Netflix UK TV review: Riverdale Season 2, Episode 2 (Nighthawks)
Review Overview
Visuals
10Plot
8Movie references
8Martyn Conterio | On 20, Oct 2017
Warning: This contains spoilers for Episode 2 of Riverdale Season 2. Not seen Riverdale? Catch up with spoiler-free review of the first three episodes.
After the riveting opener, Season 2 continues strongly with a wide-ranging and fast-paced episode directed by 1990s indie director Allison Anders, who returns to the fray after guest-directing several episodes of Season 1.
Since Fred Andrews (Sideshow Luke Perry) got popped in Pop’s Diner, Pop Tate’s beloved local eatery has suffered the slings and arrows of public tongue-wagging. Once everybody’s place to hang after school, the venue has now been branded as ‘Death’s Diner’, where patrons can slurp bloodshakes and chow down on gun, with a side order of bullets served ice-cold.
And so Betty’s out to save Pop’s from closing, Archie’s busy buying drugs and guns, Veronica is continuing to distrust her folks (with good reason), Jughead makes a move to save his old man from a 20-year stretch in the slammer, Cheryl Blossom is living in some sadomasochistic horror movie where she controls her severely burned and frightened mother, and the masked killer strikes again in a scene paying homage to David Fincher’s Zodiac (2007) – two kids necking on a lovers’ lane get gunned down, as Donovan’s Season of the Witch soundtracks the mayhem.
As homages go, the final sequence of Episode 2 was an absolute joy and furthered last episode’s suspicion that series creator Roberto Aguirre-Sacasa is cleverly mining his horror past and really darkening the mood with Season 2 (Season 1 was hardly rainbow skies and unicorns frolicking in the woods, mind you). As well as the Zodiac tribute, there was Jughead’s hilarious line to Archie, still refusing to sleep and intent on protecting Fred from whomever shot him: Jughead entered Archie’s house, saw his jittery pal and referred to him as looking like one of the ‘dream warriors’ from the classic A Nightmare on Elm Street 3. It’s usually Veronica with the postmodern referencing, but Jughead’s got game, too.
It was also great to see Twin Peaks alumni Madchen Amick being given something to do. Alice Cooper, rumour has it, is a witch or au fait with magic – remember when she burned incense (or whatever substance is was) way back in Season 1? The town’s queen bee and newspaper editor is definitely a person of interest, when it comes to any potential connections between Riverdale and Roberto Aguirre-Sacasa’s Sabrina the Teenage Witch revival. The character just so happens to hail from Greendale, the next town over, and fans are already suggesting – hoping, even – there will be a crossover or an introduction of Sabrina in Riverdale. It would be a pretty ballsy move, bringing unambiguous supernatural elements into a show already using horror tropes and vibes without stepping foot into that world proper – did we mention the use of Season of the Witch (ahem) on the soundtrack?

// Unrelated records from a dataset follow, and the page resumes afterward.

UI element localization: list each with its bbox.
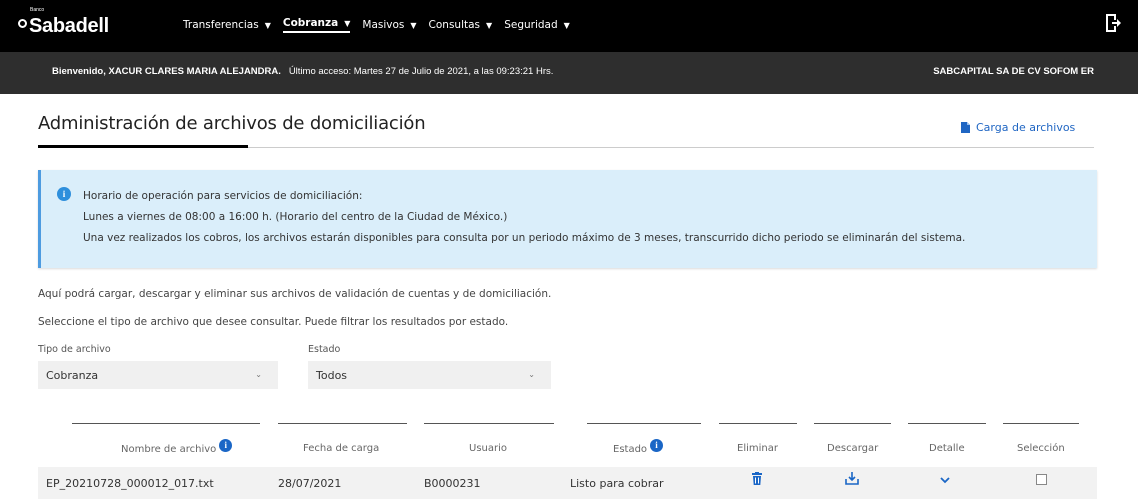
chevron-down-icon[interactable] xyxy=(940,477,950,484)
company-name: SABCAPITAL SA DE CV SOFOM ER xyxy=(933,66,1094,77)
info-line: Horario de operación para servicios de d… xyxy=(83,190,363,202)
header-usuario[interactable]: Usuario xyxy=(469,443,507,454)
top-navbar: Banco Sabadell Transferencias ▼ Cobranza ▼… xyxy=(0,0,1138,52)
column-divider xyxy=(1003,423,1079,424)
cell-estado: Listo para cobrar xyxy=(570,477,664,490)
header-label: Descargar xyxy=(827,443,879,454)
logo-name: Sabadell xyxy=(29,15,109,37)
info-text: Horario de operación para servicios de d… xyxy=(83,186,965,249)
upload-files-link[interactable]: Carga de archivos xyxy=(961,121,1075,134)
page-title: Administración de archivos de domiciliac… xyxy=(38,113,426,134)
row-select-checkbox[interactable] xyxy=(1036,474,1047,485)
info-icon[interactable]: i xyxy=(650,439,664,452)
title-underline xyxy=(38,145,248,148)
welcome-bar: Bienvenido, XACUR CLARES MARIA ALEJANDRA… xyxy=(0,52,1138,94)
cell-usuario: B0000231 xyxy=(424,477,481,490)
tipo-archivo-value: Cobranza xyxy=(46,368,99,382)
download-icon[interactable] xyxy=(845,472,859,485)
estado-label: Estado xyxy=(308,344,341,355)
cell-fecha-carga: 28/07/2021 xyxy=(278,477,342,490)
tipo-archivo-select[interactable]: Cobranza ⌄ xyxy=(38,361,278,389)
nav-cobranza[interactable]: Cobranza ▼ xyxy=(282,17,351,33)
column-divider xyxy=(278,423,407,424)
header-seleccion: Selección xyxy=(1017,443,1065,454)
header-nombre-archivo[interactable]: Nombre de archivo i xyxy=(121,439,233,456)
logo-banco-text: Banco xyxy=(30,7,45,13)
column-divider xyxy=(719,423,797,424)
info-icon: i xyxy=(57,187,71,201)
column-divider xyxy=(424,423,554,424)
column-divider xyxy=(908,423,986,424)
header-label: Fecha de carga xyxy=(303,443,380,454)
nav-masivos[interactable]: Masivos ▼ xyxy=(362,17,416,33)
header-label: Usuario xyxy=(469,443,508,454)
header-descargar: Descargar xyxy=(827,443,878,454)
cell-nombre-archivo: EP_20210728_000012_017.txt xyxy=(46,477,214,490)
header-estado[interactable]: Estado i xyxy=(613,439,664,456)
column-divider xyxy=(814,423,891,424)
chevron-down-icon: ⌄ xyxy=(528,370,535,379)
estado-value: Todos xyxy=(316,368,348,382)
caret-down-icon: ▼ xyxy=(563,20,570,30)
last-access-text: Último acceso: Martes 27 de Julio de 202… xyxy=(288,66,554,77)
header-label: Detalle xyxy=(929,443,965,454)
info-icon[interactable]: i xyxy=(219,439,233,452)
caret-down-icon: ▼ xyxy=(486,20,493,30)
chevron-down-icon: ⌄ xyxy=(255,370,262,379)
header-fecha-carga[interactable]: Fecha de carga xyxy=(303,443,379,454)
info-line: Una vez realizados los cobros, los archi… xyxy=(83,232,966,244)
estado-select[interactable]: Todos ⌄ xyxy=(308,361,551,389)
tipo-archivo-label: Tipo de archivo xyxy=(38,344,111,355)
header-label: Eliminar xyxy=(737,443,778,454)
info-alert: i Horario de operación para servicios de… xyxy=(38,170,1097,268)
nav-label: Cobranza xyxy=(282,17,339,29)
column-divider xyxy=(72,423,260,424)
caret-down-icon: ▼ xyxy=(344,18,351,28)
instructions-text: Aquí podrá cargar, descargar y eliminar … xyxy=(38,288,552,300)
filter-instructions-text: Seleccione el tipo de archivo que desee … xyxy=(38,316,509,328)
nav-consultas[interactable]: Consultas ▼ xyxy=(429,17,493,33)
header-detalle: Detalle xyxy=(929,443,965,454)
header-label: Nombre de archivo xyxy=(121,444,217,455)
caret-down-icon: ▼ xyxy=(410,20,417,30)
header-label: Selección xyxy=(1017,443,1065,454)
nav-seguridad[interactable]: Seguridad ▼ xyxy=(504,17,570,33)
column-divider xyxy=(587,423,701,424)
caret-down-icon: ▼ xyxy=(264,20,271,30)
nav-label: Transferencias xyxy=(183,19,259,31)
header-label: Estado xyxy=(613,444,648,455)
nav-label: Seguridad xyxy=(504,19,558,31)
upload-link-label: Carga de archivos xyxy=(976,121,1076,134)
info-line: Lunes a viernes de 08:00 a 16:00 h. (Hor… xyxy=(83,211,508,223)
nav-label: Masivos xyxy=(362,19,405,31)
header-eliminar: Eliminar xyxy=(737,443,778,454)
logo-ring-icon xyxy=(18,19,27,28)
nav-transferencias[interactable]: Transferencias ▼ xyxy=(183,17,271,33)
file-icon xyxy=(961,122,970,133)
nav-label: Consultas xyxy=(428,19,481,31)
logout-icon[interactable] xyxy=(1104,13,1122,33)
greeting-text: Bienvenido, XACUR CLARES MARIA ALEJANDRA… xyxy=(52,66,281,77)
welcome-message: Bienvenido, XACUR CLARES MARIA ALEJANDRA… xyxy=(52,66,553,77)
main-nav: Transferencias ▼ Cobranza ▼ Masivos ▼ Consu… xyxy=(183,17,570,33)
trash-icon[interactable] xyxy=(752,472,762,485)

Whether Alice is a witch or a witch’s familiar is one for forums and social media, but she’s definitely a busybody and party pooper, noting how Betty’s good work saving Pop’s with a retro dining experience (featuring Josie and the Pussycats singing Kelis’ Milkshake on the roof of the building) brought drug dealers to the parking lot. Alice loves a scoop and so what if her daughter’s well-intentioned plan got shot to pieces?

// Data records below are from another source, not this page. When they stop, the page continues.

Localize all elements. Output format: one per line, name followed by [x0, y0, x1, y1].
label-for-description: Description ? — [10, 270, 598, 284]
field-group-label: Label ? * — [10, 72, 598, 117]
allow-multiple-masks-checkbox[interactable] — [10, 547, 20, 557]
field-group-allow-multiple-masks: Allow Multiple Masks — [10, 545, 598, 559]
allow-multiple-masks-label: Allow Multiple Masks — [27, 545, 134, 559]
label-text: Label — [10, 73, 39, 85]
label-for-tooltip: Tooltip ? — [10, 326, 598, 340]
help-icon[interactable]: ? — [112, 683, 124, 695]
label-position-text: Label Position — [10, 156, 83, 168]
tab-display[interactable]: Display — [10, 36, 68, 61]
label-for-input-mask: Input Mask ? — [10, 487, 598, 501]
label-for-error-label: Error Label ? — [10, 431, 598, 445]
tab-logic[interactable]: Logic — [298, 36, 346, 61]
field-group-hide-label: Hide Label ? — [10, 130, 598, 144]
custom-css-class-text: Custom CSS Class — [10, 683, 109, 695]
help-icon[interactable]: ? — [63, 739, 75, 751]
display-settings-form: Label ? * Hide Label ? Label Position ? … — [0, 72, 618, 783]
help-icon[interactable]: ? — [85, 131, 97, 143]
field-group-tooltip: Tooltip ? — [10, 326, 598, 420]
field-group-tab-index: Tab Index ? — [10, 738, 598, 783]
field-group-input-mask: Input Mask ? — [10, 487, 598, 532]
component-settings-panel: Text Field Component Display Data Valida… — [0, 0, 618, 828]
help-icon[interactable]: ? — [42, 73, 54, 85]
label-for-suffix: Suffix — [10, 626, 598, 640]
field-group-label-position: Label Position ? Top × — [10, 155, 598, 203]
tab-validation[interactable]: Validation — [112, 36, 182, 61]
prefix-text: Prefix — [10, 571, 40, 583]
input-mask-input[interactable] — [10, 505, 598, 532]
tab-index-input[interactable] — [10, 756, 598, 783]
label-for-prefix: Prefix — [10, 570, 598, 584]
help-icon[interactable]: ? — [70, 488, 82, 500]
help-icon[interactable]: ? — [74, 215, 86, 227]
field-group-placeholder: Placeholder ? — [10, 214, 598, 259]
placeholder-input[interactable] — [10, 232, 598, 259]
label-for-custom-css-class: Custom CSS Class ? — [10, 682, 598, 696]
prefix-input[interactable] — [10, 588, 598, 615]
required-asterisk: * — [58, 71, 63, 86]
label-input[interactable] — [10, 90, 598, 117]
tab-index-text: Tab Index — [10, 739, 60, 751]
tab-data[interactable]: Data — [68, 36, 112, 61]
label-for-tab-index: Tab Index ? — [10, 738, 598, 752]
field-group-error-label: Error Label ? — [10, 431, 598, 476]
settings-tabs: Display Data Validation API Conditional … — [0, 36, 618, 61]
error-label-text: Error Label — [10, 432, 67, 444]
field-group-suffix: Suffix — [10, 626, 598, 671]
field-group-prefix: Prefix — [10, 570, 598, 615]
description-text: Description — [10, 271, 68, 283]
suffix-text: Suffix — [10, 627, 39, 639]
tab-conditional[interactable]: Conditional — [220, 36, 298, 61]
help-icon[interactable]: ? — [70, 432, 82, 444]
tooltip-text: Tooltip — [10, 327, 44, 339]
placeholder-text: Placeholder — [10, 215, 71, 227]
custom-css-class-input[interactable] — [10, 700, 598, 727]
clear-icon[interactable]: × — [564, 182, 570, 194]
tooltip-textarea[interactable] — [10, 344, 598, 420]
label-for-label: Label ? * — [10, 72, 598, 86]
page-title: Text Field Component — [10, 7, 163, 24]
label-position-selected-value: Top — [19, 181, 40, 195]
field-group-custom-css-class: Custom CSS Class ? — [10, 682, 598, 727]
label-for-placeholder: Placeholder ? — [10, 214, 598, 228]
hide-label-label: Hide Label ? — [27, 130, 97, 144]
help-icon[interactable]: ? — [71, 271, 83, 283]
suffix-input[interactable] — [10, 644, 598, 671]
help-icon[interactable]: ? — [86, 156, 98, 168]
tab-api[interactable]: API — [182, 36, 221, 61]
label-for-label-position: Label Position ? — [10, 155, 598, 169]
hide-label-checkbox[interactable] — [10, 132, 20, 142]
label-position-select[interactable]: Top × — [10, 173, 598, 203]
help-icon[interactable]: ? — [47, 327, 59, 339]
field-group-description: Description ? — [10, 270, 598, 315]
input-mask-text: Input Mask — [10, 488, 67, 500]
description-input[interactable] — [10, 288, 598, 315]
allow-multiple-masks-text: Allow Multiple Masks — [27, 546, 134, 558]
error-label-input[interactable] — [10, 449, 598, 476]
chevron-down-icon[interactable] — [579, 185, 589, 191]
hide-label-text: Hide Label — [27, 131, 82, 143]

Anyway, it was revealed Hiram Lodge – Riverdale’s answer to Scarface, to quote Alice (another of this week’s 1980s movie-referencing quips) – secretly bought the place and asked Pop to stay on managing it, allowing the town to think everything is back to normal and that an institution will not go into that good night. Hiram is desperate to get into his displeased daughter’s good book again and yet this act of kindness and community is likely to blow up in his face down the line.
As ever, Riverdale looked absolutely stunning. Borrowing heavily from 80s thrillers and Italian horror, the splashes of neon and primary colours gives the series a distinctness and artful look most other shows would kill for. This week’s best shot featured Betty and Jug leaving the Blossom house at night, the aqua blue light (Riverdale’s signature lighting scheme?) flooding the woods as they walked off. It was a shot worthy of Argento’s Suspiria (1977), as if momentarily Jug and Betty stepped into a dreamlike fairy tale. The artificial, unreal nature of the heavily stylised lighting and shot composition is one of Riverdale’s great triumphs.
Riverdale is available on Netflix UK, as part of an £9.99 monthly subscription. New episodes arrive every Thursday, within 24 hours of their US broadcast.